Un allié de poids : la stabilisation de l'inflation
Dans un contexte où l'inflation devient plus modérée, les télécoms tirent doublement leur épingle du jeu. Leurs coûts de fonctionnement (énergie pour les réseaux, salaires) cessent de s'envoler. Par ailleurs, la baisse des taux d'intérêt est une excellente nouvelle pour ces sociétés qui portent structurellement de la dette : quand les taux baissent, le coût du remboursement diminue, ce qui fait mécaniquement monter le bénéfice net.
Le dossier SFR : une consolidation historique du marché français
Le 17 avril 2026, Altice France a officiellement ouvert des négociations exclusives avec ses trois concurrents directs (Orange, Bouygues Telecom et Free (groupe Iliad)) pour un montant de 20,35 milliards d'euros. La période d'exclusivité court jusqu'au 15 mai 2026. C'est un tournant majeur pour le paysage télécom français.
Le contexte : Altice sous pression depuis des années
SFR, propriété du groupe Altice de Patrick Drahi, a accumulé une dette colossale et perdu des abonnés ces dernières années (-400 000 mobiles et -120 000 fixes au 2e trimestre 2025). En octobre 2025, le groupe a subi une restructuration financière majeure : la dette a été réduite de 24 milliards à 15,5 milliards d'euros, les créanciers obtenant 45% du capital, Patrick Drahi conservant les 55% restants. Cette opération a ouvert la voie à la vente.
Une première offre à 17 milliards d'euros avait été rejetée en octobre 2025 jugée insuffisante. La nouvelle offre à 20,35 milliards d'euros a finalement déclenché l'ouverture des négociations exclusives.

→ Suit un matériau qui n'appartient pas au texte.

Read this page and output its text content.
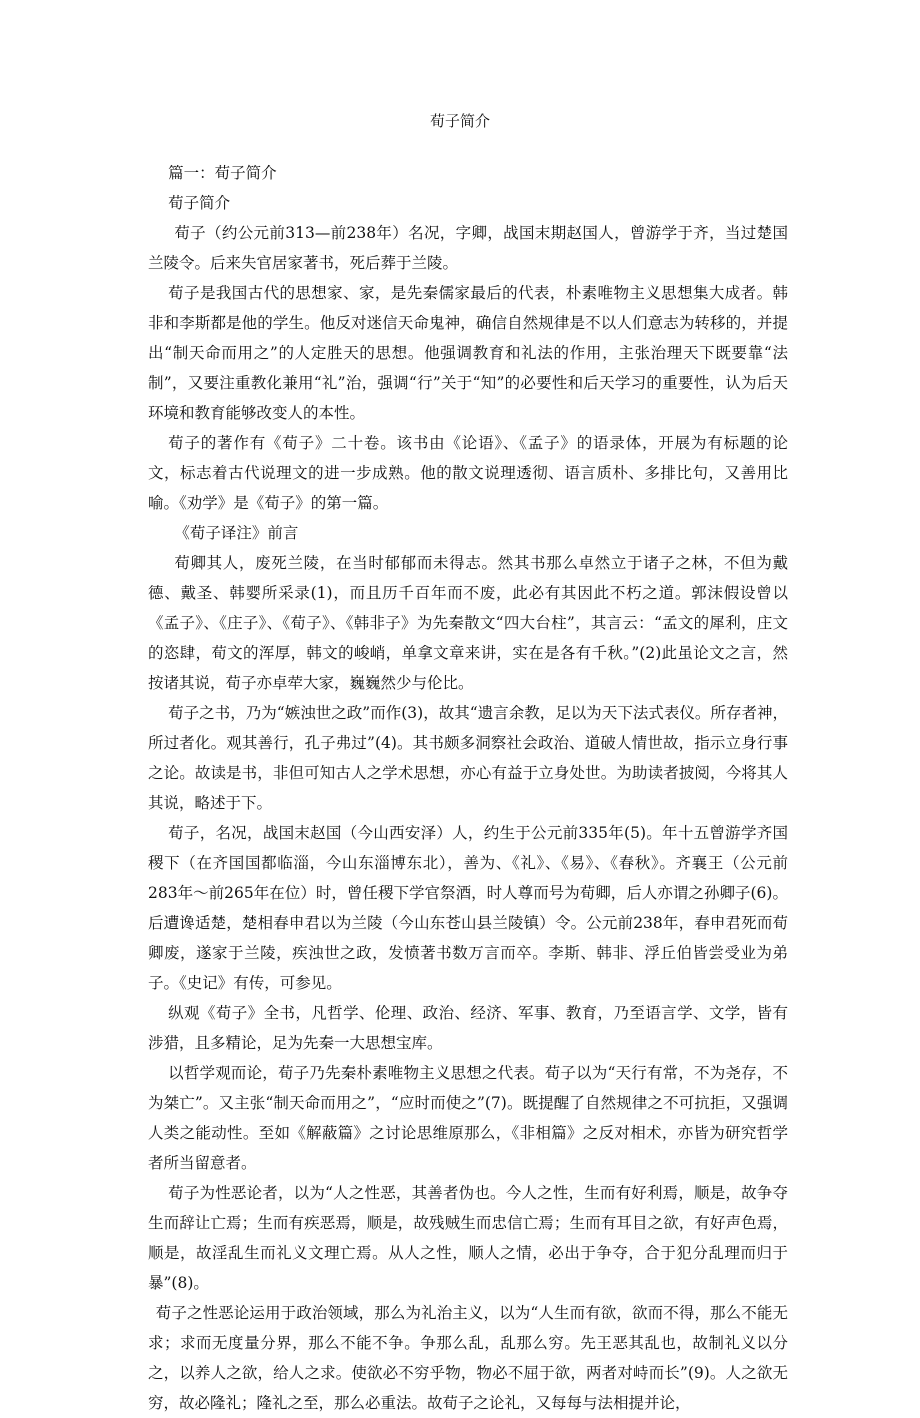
荀子简介

篇一：荀子简介

荀子简介

荀子（约公元前313—前238年）名况，字卿，战国末期赵国人，曾游学于齐，当过楚国兰陵令。后来失官居家著书，死后葬于兰陵。

荀子是我国古代的思想家、家，是先秦儒家最后的代表，朴素唯物主义思想集大成者。韩非和李斯都是他的学生。他反对迷信天命鬼神，确信自然规律是不以人们意志为转移的，并提出“制天命而用之”的人定胜天的思想。他强调教育和礼法的作用，主张治理天下既要靠“法制”，又要注重教化兼用“礼”治，强调“行”关于“知”的必要性和后天学习的重要性，认为后天环境和教育能够改变人的本性。

荀子的著作有《荀子》二十卷。该书由《论语》、《孟子》的语录体，开展为有标题的论文，标志着古代说理文的进一步成熟。他的散文说理透彻、语言质朴、多排比句，又善用比喻。《劝学》是《荀子》的第一篇。

《荀子译注》前言

荀卿其人，废死兰陵，在当时郁郁而未得志。然其书那么卓然立于诸子之林，不但为戴德、戴圣、韩婴所采录(1)，而且历千百年而不废，此必有其因此不朽之道。郭沫假设曾以《孟子》、《庄子》、《荀子》、《韩非子》为先秦散文“四大台柱”，其言云：“孟文的犀利，庄文的恣肆，荀文的浑厚，韩文的峻峭，单拿文章来讲，实在是各有千秋。”(2)此虽论文之言，然按诸其说，荀子亦卓荦大家，巍巍然少与伦比。

荀子之书，乃为“嫉浊世之政”而作(3)，故其“遗言余教，足以为天下法式表仪。所存者神，所过者化。观其善行，孔子弗过”(4)。其书颇多洞察社会政治、道破人情世故，指示立身行事之论。故读是书，非但可知古人之学术思想，亦心有益于立身处世。为助读者披阅，今将其人其说，略述于下。

荀子，名况，战国末赵国（今山西安泽）人，约生于公元前335年(5)。年十五曾游学齐国稷下（在齐国国都临淄，今山东淄博东北），善为、《礼》、《易》、《春秋》。齐襄王（公元前283年～前265年在位）时，曾任稷下学官祭酒，时人尊而号为荀卿，后人亦谓之孙卿子(6)。后遭谗适楚，楚相春申君以为兰陵（今山东苍山县兰陵镇）令。公元前238年，春申君死而荀卿废，遂家于兰陵，疾浊世之政，发愤著书数万言而卒。李斯、韩非、浮丘伯皆尝受业为弟子。《史记》有传，可参见。

纵观《荀子》全书，凡哲学、伦理、政治、经济、军事、教育，乃至语言学、文学，皆有涉猎，且多精论，足为先秦一大思想宝库。

以哲学观而论，荀子乃先秦朴素唯物主义思想之代表。荀子以为“天行有常，不为尧存，不为桀亡”。又主张“制天命而用之”，“应时而使之”(7)。既提醒了自然规律之不可抗拒，又强调人类之能动性。至如《解蔽篇》之讨论思维原那么，《非相篇》之反对相术，亦皆为研究哲学者所当留意者。

荀子为性恶论者，以为“人之性恶，其善者伪也。今人之性，生而有好利焉，顺是，故争夺生而辞让亡焉；生而有疾恶焉，顺是，故残贼生而忠信亡焉；生而有耳目之欲，有好声色焉，顺是，故淫乱生而礼义文理亡焉。从人之性，顺人之情，必出于争夺，合于犯分乱理而归于暴”(8)。

荀子之性恶论运用于政治领域，那么为礼治主义，以为“人生而有欲，欲而不得，那么不能无求；求而无度量分界，那么不能不争。争那么乱，乱那么穷。先王恶其乱也，故制礼义以分之，以养人之欲，给人之求。使欲必不穷乎物，物必不屈于欲，两者对峙而长”(9)。人之欲无穷，故必隆礼；隆礼之至，那么必重法。故荀子之论礼，又每每与法相提并论，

Ce que cette opération change pour le secteur
Si la transaction aboutit, la France passera de quatre à trois opérateurs nationaux, un tournant inédit depuis l'arrivée de Free Mobile en 2012. La répartition envisagée des actifs de SFR entre les acheteurs serait la suivante :
- Orange (27% de la valeur) : renforcement sur les infrastructures fixes et la fibre
- Bouygues Telecom (42% de la valeur) : récupération du réseau mobile en zone peu dense (zones rurales où sa couverture présente des lacunes)
- Free (31% de la valeur) : renforcement de la base clients et des positions data
L’impact pour les investisseurs
Moins de concurrence signifie davantage de Pricing Power. L'histoire européenne des 15 dernières années est éloquente : dans les pays ayant réduit le nombre d'opérateurs, les tarifs ont connu des hausses de 5% à 25%. Le marché français a déjà commencé à anticiper ce mouvement.
Cette dynamique de hausse des prix est une excellente nouvelle pour la rentabilité des opérateurs et donc pour leurs actionnaires. Moins de concurrence frontale signifie davantage de marges, davantage de free cash-flow et davantage de capacité à distribuer des dividendes.
Les risques à surveiller sur ce dossier
Régulation : L'Autorité de la concurrence devra valider l'opération. Un moratoire tarifaire de 2 à 3 ans est attendu comme contrepartie. La Commission européenne interviendra également, la transaction dépassant les seuils de notification de Bruxelles.
Emploi : Les syndicats évoquent un risque de 8 000 à 12 000 suppressions de postes selon le scénario retenu, ce qui pourrait créer une pression politique.
Incertitude : Aucune certitude n'existe à ce stade. Un accord définitif dépend encore des validations internes et réglementaires. L'échéance de l'exclusivité est fixée au 15 mai 2026.
La valorisation : est-ce encore le bon moment d’entrer ?
Malgré tous ces signaux positifs, une question légitime se pose pour tout investisseur : « Le secteur n'a-t-il pas déjà rattrapé son retard ? Est-ce encore raisonnable d'acheter maintenant ? »
Le principal indicateur : l’EV/EBITDA
Le ratio EV/EBITDA (Valeur d'entreprise divisée par Ebitda) est l'indicateur de référence dans le secteur des télécoms. Il mesure le prix qu'on paie pour chaque euro de profit opérationnel généré. Plus il est bas, plus l'entreprise est bon marché.En Europe, les grands opérateurs se traitent généralement autour de 6x à 8x l’EBITDA, un niveau encore inférieur à de nombreux secteurs défensifs comparables.